Ghana’s Environmental Protection Agency, (EPA) now appears to be acting to address the problems of e-waste that has been confronting the country.

The guidelines, according to the EPA, would prevent the dumping of such gadgets which could be harmful to the public.

The report quoted the Public Relations Officer of the EPA, Mr. William Abaidoo as saying that the guidelines would serve as a standard for what “we want to have and receive as a country in terms of electronic wastes.”

According to him, electronic wastes are used televisions, radios, computers, cameras and mobile phone batteries.

The report said, he noted that most of these used electronics gadgets were hazardous, adding that if such wastes were not regulated and indiscriminately added to other refuse, the toxin from those wastes could leak into underground water sources.

Mr. Abaidoo, told the Daily Graphic that a proposal had been tabled by the Chemical Control and Management Committee to set-up a sub-committee of the Hazardous Waste Committee to look at used electronics gadgets separately.

According to Mr. Abaidoo, the committee would categorise the types of used electronics gadgets that would be allowed into the country.

He also said, an inventory would be taken to ascertain the actual situation on the ground through the application of questionnaires to importers and end users of these electronics products to see the quantity they received, what they used them for and the way they were disposed of.

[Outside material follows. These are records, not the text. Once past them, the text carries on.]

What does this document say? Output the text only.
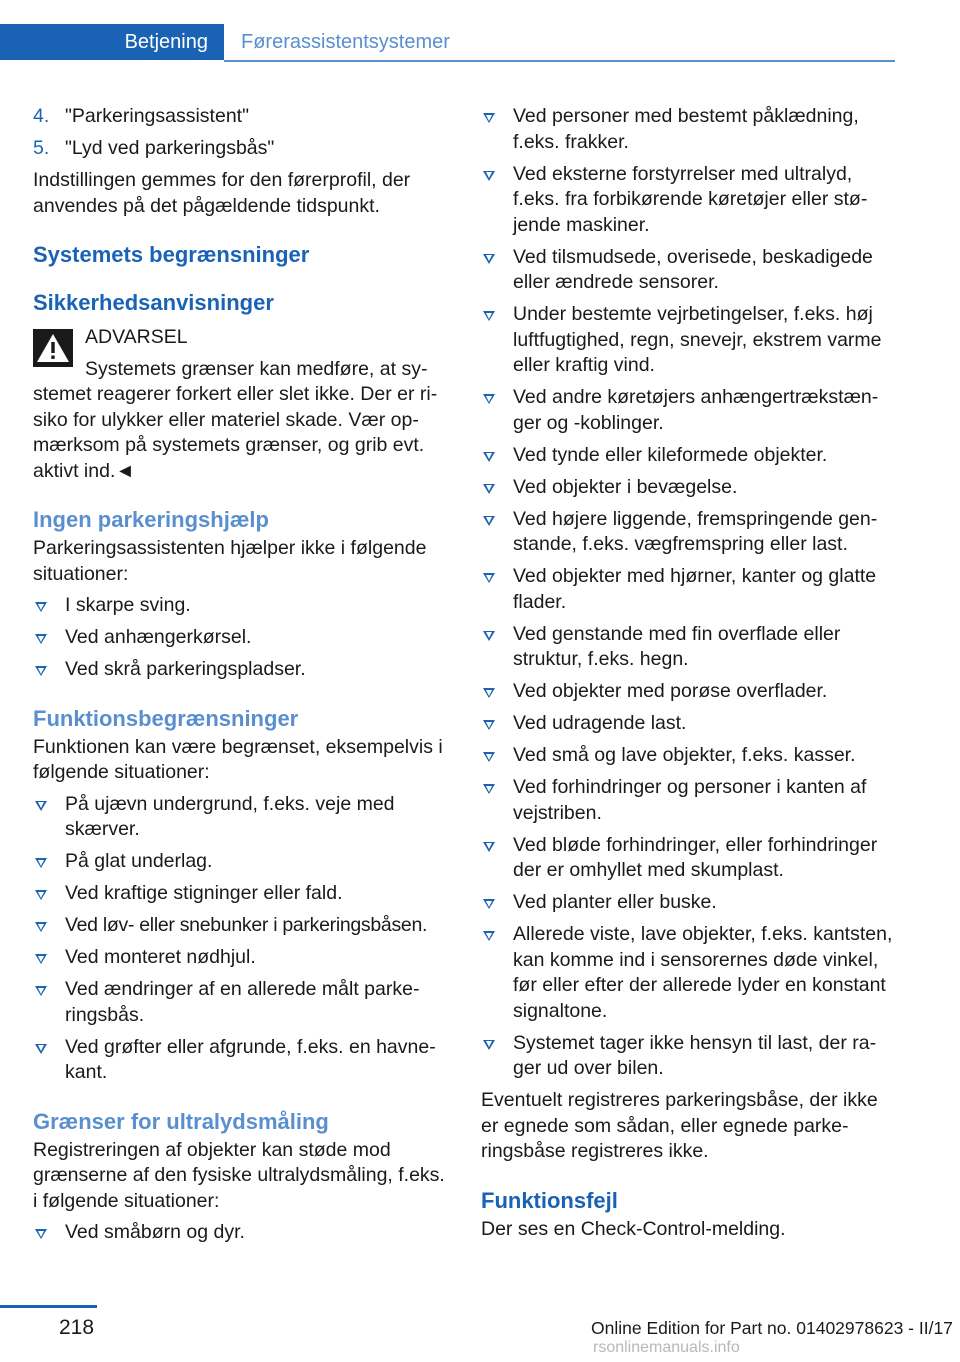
Betjening	Førerassistentsystemer
4. "Parkeringsassistent"
5. "Lyd ved parkeringsbås"

Indstillingen gemmes for den førerprofil, der anvendes på det pågældende tidspunkt.

Systemets begrænsninger
Sikkerhedsanvisninger
ADVARSEL
Systemets grænser kan medføre, at systemet reagerer forkert eller slet ikke. Der er risiko for ulykker eller materiel skade. Vær opmærksom på systemets grænser, og grib evt. aktivt ind.◄
Ingen parkeringshjælp

Parkeringsassistenten hjælper ikke i følgende situationer:

I skarpe sving.
Ved anhængerkørsel.
Ved skrå parkeringspladser.
Funktionsbegrænsninger

Funktionen kan være begrænset, eksempelvis i følgende situationer:

På ujævn undergrund, f.eks. veje med skærver.
På glat underlag.
Ved kraftige stigninger eller fald.
Ved løv- eller snebunker i parkeringsbåsen.
Ved monteret nødhjul.
Ved ændringer af en allerede målt parkeringsbås.
Ved grøfter eller afgrunde, f.eks. en havnekant.
Grænser for ultralydsmåling

Registreringen af objekter kan støde mod grænserne af den fysiske ultralydsmåling, f.eks. i følgende situationer:

Ved småbørn og dyr.
Ved personer med bestemt påklædning, f.eks. frakker.
Ved eksterne forstyrrelser med ultralyd, f.eks. fra forbikørende køretøjer eller støjende maskiner.
Ved tilsmudsede, overisede, beskadigede eller ændrede sensorer.
Under bestemte vejrbetingelser, f.eks. høj luftfugtighed, regn, snevejr, ekstrem varme eller kraftig vind.
Ved andre køretøjers anhængertrækstænger og -koblinger.
Ved tynde eller kileformede objekter.
Ved objekter i bevægelse.
Ved højere liggende, fremspringende genstande, f.eks. vægfremspring eller last.
Ved objekter med hjørner, kanter og glatte flader.
Ved genstande med fin overflade eller struktur, f.eks. hegn.
Ved objekter med porøse overflader.
Ved udragende last.
Ved små og lave objekter, f.eks. kasser.
Ved forhindringer og personer i kanten af vejstriben.
Ved bløde forhindringer, eller forhindringer der er omhyllet med skumplast.
Ved planter eller buske.
Allerede viste, lave objekter, f.eks. kantsten, kan komme ind i sensorernes døde vinkel, før eller efter der allerede lyder en konstant signaltone.
Systemet tager ikke hensyn til last, der rager ud over bilen.

Eventuelt registreres parkeringsbåse, der ikke er egnede som sådan, eller egnede parkeringsbåse registreres ikke.

Funktionsfejl

Der ses en Check-Control-melding.

218	Online Edition for Part no. 01402978623 - II/17
rsonlinemanuals.info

Mr. Abaidoo said the committee would use the data to be collected as a baseline data to come out with the guidelines to regulate the inflow of the items as well as suggest ways of disposal and recycling of the wastes.

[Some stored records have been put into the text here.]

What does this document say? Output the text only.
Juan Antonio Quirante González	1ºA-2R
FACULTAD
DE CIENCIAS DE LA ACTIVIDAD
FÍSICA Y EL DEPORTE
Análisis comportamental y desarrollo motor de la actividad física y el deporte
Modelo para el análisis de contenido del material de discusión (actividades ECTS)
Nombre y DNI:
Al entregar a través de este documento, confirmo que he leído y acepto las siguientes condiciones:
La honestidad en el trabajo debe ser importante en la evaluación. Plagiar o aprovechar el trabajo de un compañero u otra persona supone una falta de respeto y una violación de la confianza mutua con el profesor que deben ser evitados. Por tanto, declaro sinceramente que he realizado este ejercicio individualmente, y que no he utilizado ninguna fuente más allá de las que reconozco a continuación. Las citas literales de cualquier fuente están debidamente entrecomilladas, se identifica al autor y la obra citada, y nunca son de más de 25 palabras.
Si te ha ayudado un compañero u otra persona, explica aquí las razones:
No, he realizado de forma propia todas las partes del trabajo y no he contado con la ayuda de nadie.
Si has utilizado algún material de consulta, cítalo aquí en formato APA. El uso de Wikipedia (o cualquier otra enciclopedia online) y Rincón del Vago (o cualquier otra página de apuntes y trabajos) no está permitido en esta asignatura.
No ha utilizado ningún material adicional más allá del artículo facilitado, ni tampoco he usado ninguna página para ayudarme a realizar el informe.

He told the Daily Graphic that the committee would be made up of officials of the Customs, Excise and Preventive Service (CEPS), Ministry of Trade, end users of electronics wastes, computer technicians, repairers, the Ghana Standards Board and telecommunications companies.

He said, "we have finished all the paper work. The identification of stakeholders have also been done."

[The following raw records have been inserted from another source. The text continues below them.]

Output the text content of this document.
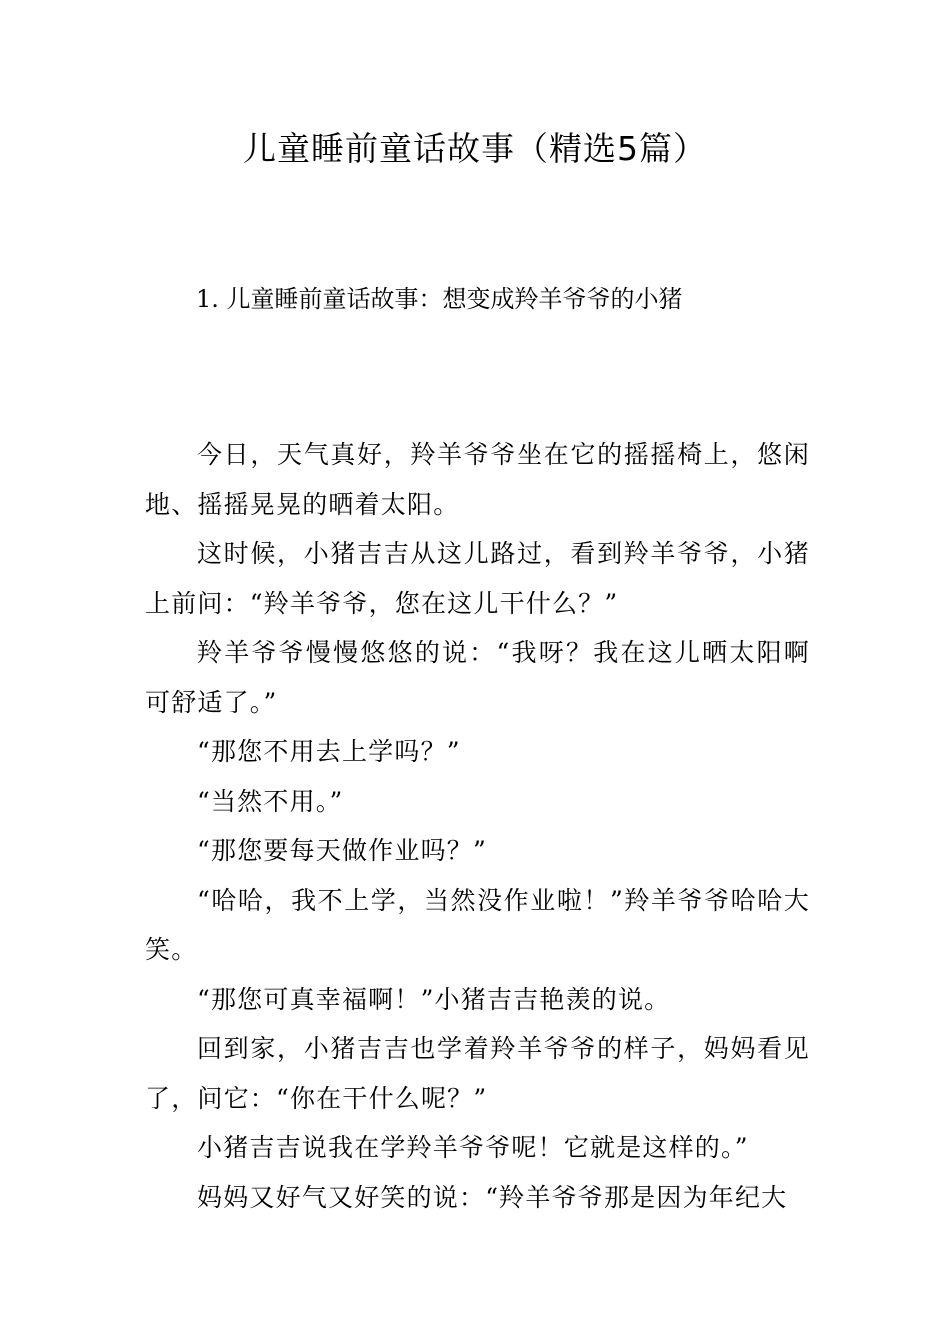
儿童睡前童话故事（精选5篇）
1. 儿童睡前童话故事：想变成羚羊爷爷的小猪

今日，天气真好，羚羊爷爷坐在它的摇摇椅上，悠闲地、摇摇晃晃的晒着太阳。

这时候，小猪吉吉从这儿路过，看到羚羊爷爷，小猪上前问：“羚羊爷爷，您在这儿干什么？”

羚羊爷爷慢慢悠悠的说：“我呀？我在这儿晒太阳啊可舒适了。”

“那您不用去上学吗？”

“当然不用。”

“那您要每天做作业吗？”

“哈哈，我不上学，当然没作业啦！”羚羊爷爷哈哈大笑。

“那您可真幸福啊！”小猪吉吉艳羡的说。

回到家，小猪吉吉也学着羚羊爷爷的样子，妈妈看见了，问它：“你在干什么呢？”

小猪吉吉说我在学羚羊爷爷呢！它就是这样的。”

妈妈又好气又好笑的说：“羚羊爷爷那是因为年纪大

Keen observers of the e-waste problem in Ghana see this basic step the EPA has taken as commendable. But the step in the same breath betrays the EPA’s lack of understanding of the matter.

Even though, Ghana has ratified the Basel Convention on the Control of Transboundary Movements of Hazardous Wastes and their Disposal in 2005, not much has been done to implement the Convention in the country.

The Basel Convention on the Transboundary Movement of Hazardous Wastes and their Disposal was adopted on 21 March 1989 and went into force on 5 May 1992. It establishes a framework of control over the transboundary movements of hazardous wastes.

The Convention was initiated in response to numerous international scandals regarding hazardous waste trafficking that began to occur in the late 1980s.

The EPA must do more than the usual if it must effectively safeguard Ghanaians and the environment from the dangers of e-waste.

It is however, hoped that this initiative would be pursued with the urgency and commitment it requires, because if done right, many Ghanaian lives could be saved, if so many have not gone down already with cancers that these chemicals predispose humans to.